Dear Parents! Don't miss out! Seeking advice from a neurosurgeon will help you avoid many problems in the future. Attempts to correct the shape of the head using methods that are far from evidence-based medicine (osteopathy, homeopathy, spells) take time and do not produce results. If your child is diagnosed with craniostenosis, lost time can have a devastating impact on his health and quality of life.
Is there any cause for concern?
The simplest test that can be done at home and understand whether there is cause for concern and a visit to the doctor:
Look at your baby's head from the top, front and side. Does it differ from the conventionally accepted norm?
Have you checked? Everything is fine? Exhale and get ready for a walk.
If the shape of the child’s head raises questions, you should consult a doctor - a neurologist or neurosurgeon. The doctor will help determine whether the abnormality in your case is a deformity and prescribe treatment.

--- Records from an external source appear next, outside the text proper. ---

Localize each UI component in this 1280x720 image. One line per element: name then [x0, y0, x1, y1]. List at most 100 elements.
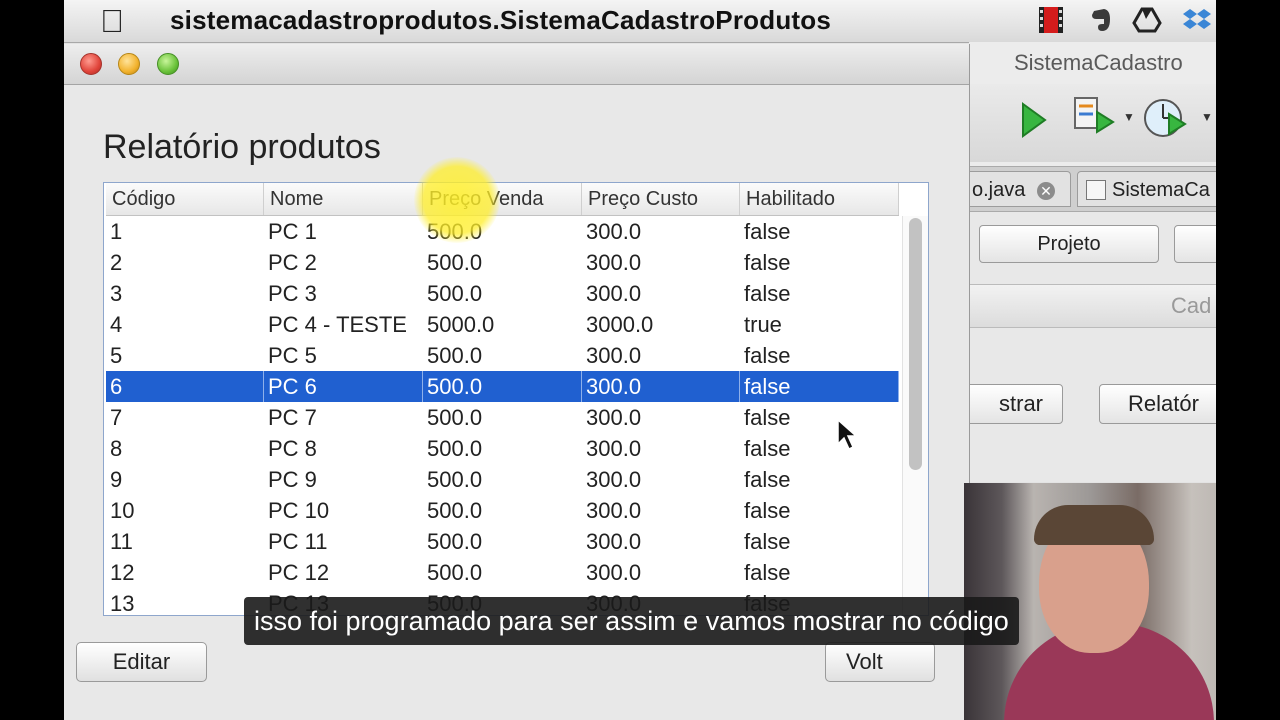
table-cell: 7	[110, 405, 123, 430]
table-cell: 500.0	[427, 281, 483, 306]
table-cell: PC 5	[268, 343, 317, 368]
scrollbar-thumb[interactable]	[909, 218, 922, 470]
products-table[interactable]: Código Nome Preço Venda Preço Custo Habi…	[103, 182, 929, 616]
table-cell: false	[740, 371, 899, 402]
ide-title: SistemaCadastro	[1014, 50, 1183, 75]
table-cell: false	[744, 405, 791, 430]
table-cell: 10	[110, 498, 135, 523]
ide-button[interactable]	[1174, 225, 1216, 263]
table-cell: false	[744, 343, 791, 368]
table-cell: false	[744, 281, 791, 306]
table-cell: 11	[110, 529, 133, 554]
close-icon[interactable]: ✕	[1036, 181, 1055, 200]
close-window-button[interactable]	[80, 53, 102, 75]
table-cell: 500.0	[427, 250, 483, 275]
vertical-scrollbar[interactable]	[902, 216, 928, 615]
projeto-button[interactable]: Projeto	[979, 225, 1159, 263]
table-row[interactable]: 11 PC 11 500.0 300.0 false	[106, 526, 899, 557]
apple-icon[interactable]: 	[100, 4, 124, 38]
table-row[interactable]: 4 PC 4 - TESTE 5000.0 3000.0 true	[106, 309, 899, 340]
table-row[interactable]: 2 PC 2 500.0 300.0 false	[106, 247, 899, 278]
table-cell: 300.0	[582, 371, 740, 402]
ide-tab-sistema[interactable]: SistemaCa	[1077, 171, 1216, 207]
table-row[interactable]: 5 PC 5 500.0 300.0 false	[106, 340, 899, 371]
relatorio-button[interactable]: Relatór	[1099, 384, 1216, 424]
table-cell: 300.0	[586, 405, 642, 430]
table-cell: PC 3	[268, 281, 317, 306]
column-header-codigo[interactable]: Código	[106, 183, 264, 215]
table-cell: PC 12	[268, 560, 330, 585]
mouse-pointer-icon	[837, 418, 858, 451]
google-drive-icon[interactable]	[1132, 5, 1162, 35]
film-icon[interactable]	[1036, 5, 1066, 35]
table-cell: true	[744, 312, 782, 337]
ide-panel: Projeto Cad strar Relatór	[959, 212, 1216, 482]
run-icon[interactable]	[1019, 100, 1049, 140]
table-cell: 300.0	[586, 250, 642, 275]
table-cell: 1	[110, 219, 123, 244]
mostrar-button[interactable]: strar	[959, 384, 1063, 424]
table-row[interactable]: 3 PC 3 500.0 300.0 false	[106, 278, 899, 309]
evernote-icon[interactable]	[1086, 5, 1116, 35]
column-header-preco-custo[interactable]: Preço Custo	[582, 183, 740, 215]
column-header-habilitado[interactable]: Habilitado	[740, 183, 899, 215]
table-cell: 500.0	[427, 436, 483, 461]
table-cell: 300.0	[586, 343, 642, 368]
table-cell: PC 10	[268, 498, 330, 523]
table-cell: 13	[110, 591, 135, 616]
table-cell: 5000.0	[427, 312, 495, 337]
table-header: Código Nome Preço Venda Preço Custo Habi…	[106, 183, 899, 216]
table-row[interactable]: 10 PC 10 500.0 300.0 false	[106, 495, 899, 526]
table-cell: 300.0	[586, 219, 642, 244]
minimize-window-button[interactable]	[118, 53, 140, 75]
page-title: Relatório produtos	[103, 128, 381, 166]
table-cell: 500.0	[427, 498, 483, 523]
table-cell: 12	[110, 560, 135, 585]
table-cell: 3000.0	[586, 312, 654, 337]
table-cell: 300.0	[586, 529, 642, 554]
dialog-title-bar	[64, 44, 969, 85]
menu-bar:  sistemacadastroprodutos.SistemaCadastr…	[64, 0, 1216, 43]
table-cell: 5	[110, 343, 123, 368]
presenter-hair	[1034, 505, 1154, 545]
debug-icon[interactable]	[1073, 94, 1117, 138]
table-row[interactable]: 1PC 1500.0300.0false	[106, 216, 899, 247]
table-cell: 2	[110, 250, 123, 275]
table-cell: 3	[110, 281, 123, 306]
back-button[interactable]: Volt	[825, 642, 935, 682]
table-cell: PC 6	[264, 371, 423, 402]
column-header-nome[interactable]: Nome	[264, 183, 423, 215]
video-subtitle: isso foi programado para ser assim e vam…	[244, 597, 1019, 645]
table-cell: 500.0	[427, 529, 483, 554]
maximize-window-button[interactable]	[157, 53, 179, 75]
table-cell: 500.0	[427, 560, 483, 585]
app-name[interactable]: sistemacadastroprodutos.SistemaCadastroP…	[170, 5, 831, 36]
table-cell: false	[744, 250, 791, 275]
table-cell: 500.0	[427, 343, 483, 368]
table-row[interactable]: 6 PC 6 500.0 300.0 false	[106, 371, 899, 402]
chevron-down-icon[interactable]: ▼	[1123, 110, 1135, 124]
profile-icon[interactable]	[1141, 94, 1189, 142]
table-cell: 300.0	[586, 560, 642, 585]
ide-form-title-bar: Cad	[969, 284, 1216, 328]
cursor-highlight	[414, 157, 500, 243]
table-cell: PC 11	[268, 529, 328, 554]
ide-tab-java[interactable]: o.java ✕	[959, 171, 1071, 207]
ide-tab-label: SistemaCa	[1112, 179, 1210, 201]
table-cell: 8	[110, 436, 123, 461]
ide-form-title: Cad	[1171, 293, 1212, 318]
table-row[interactable]: 8 PC 8 500.0 300.0 false	[106, 433, 899, 464]
table-cell: false	[744, 436, 791, 461]
table-cell: PC 4 - TESTE	[268, 312, 407, 337]
table-row[interactable]: 7 PC 7 500.0 300.0 false	[106, 402, 899, 433]
dropbox-icon[interactable]	[1182, 5, 1212, 35]
table-cell: 300.0	[586, 281, 642, 306]
form-icon	[1086, 180, 1106, 200]
table-cell: false	[744, 467, 791, 492]
chevron-down-icon[interactable]: ▼	[1201, 110, 1213, 124]
screen:  sistemacadastroprodutos.SistemaCadastr…	[64, 0, 1216, 720]
table-cell: 500.0	[427, 467, 483, 492]
edit-button[interactable]: Editar	[76, 642, 207, 682]
table-row[interactable]: 9 PC 9 500.0 300.0 false	[106, 464, 899, 495]
table-row[interactable]: 12 PC 12 500.0 300.0 false	[106, 557, 899, 588]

It won't go away on its own! No, miracles, of course, happen, but, alas, not in the case of skull deformation... History repeats itself over and over again: grandparents, friends and neighbors, and even, the saddest thing, doctors assure parents who have noticed a deformation of the skull in their child, that there is no need to worry, that after a year everything will go away on its own!!
You need to worry!
It is important to consult a neurosurgeon as early as possible and undergo prescribed examinations. If your doctor does not see deformation, and you still have doubts, it will be useful to find out the opinion of specialists in other clinics. It’s better to worry and act than to rely on “maybe” and “it will go away on its own,” and then reproach yourself for inaction.
If treatment with a helmet is started in a timely manner (at the age of 4 to 8 months), it gives very good results - you can see them on our website. In some cases, surgical treatment may be required; its necessity is determined by a neurosurgeon.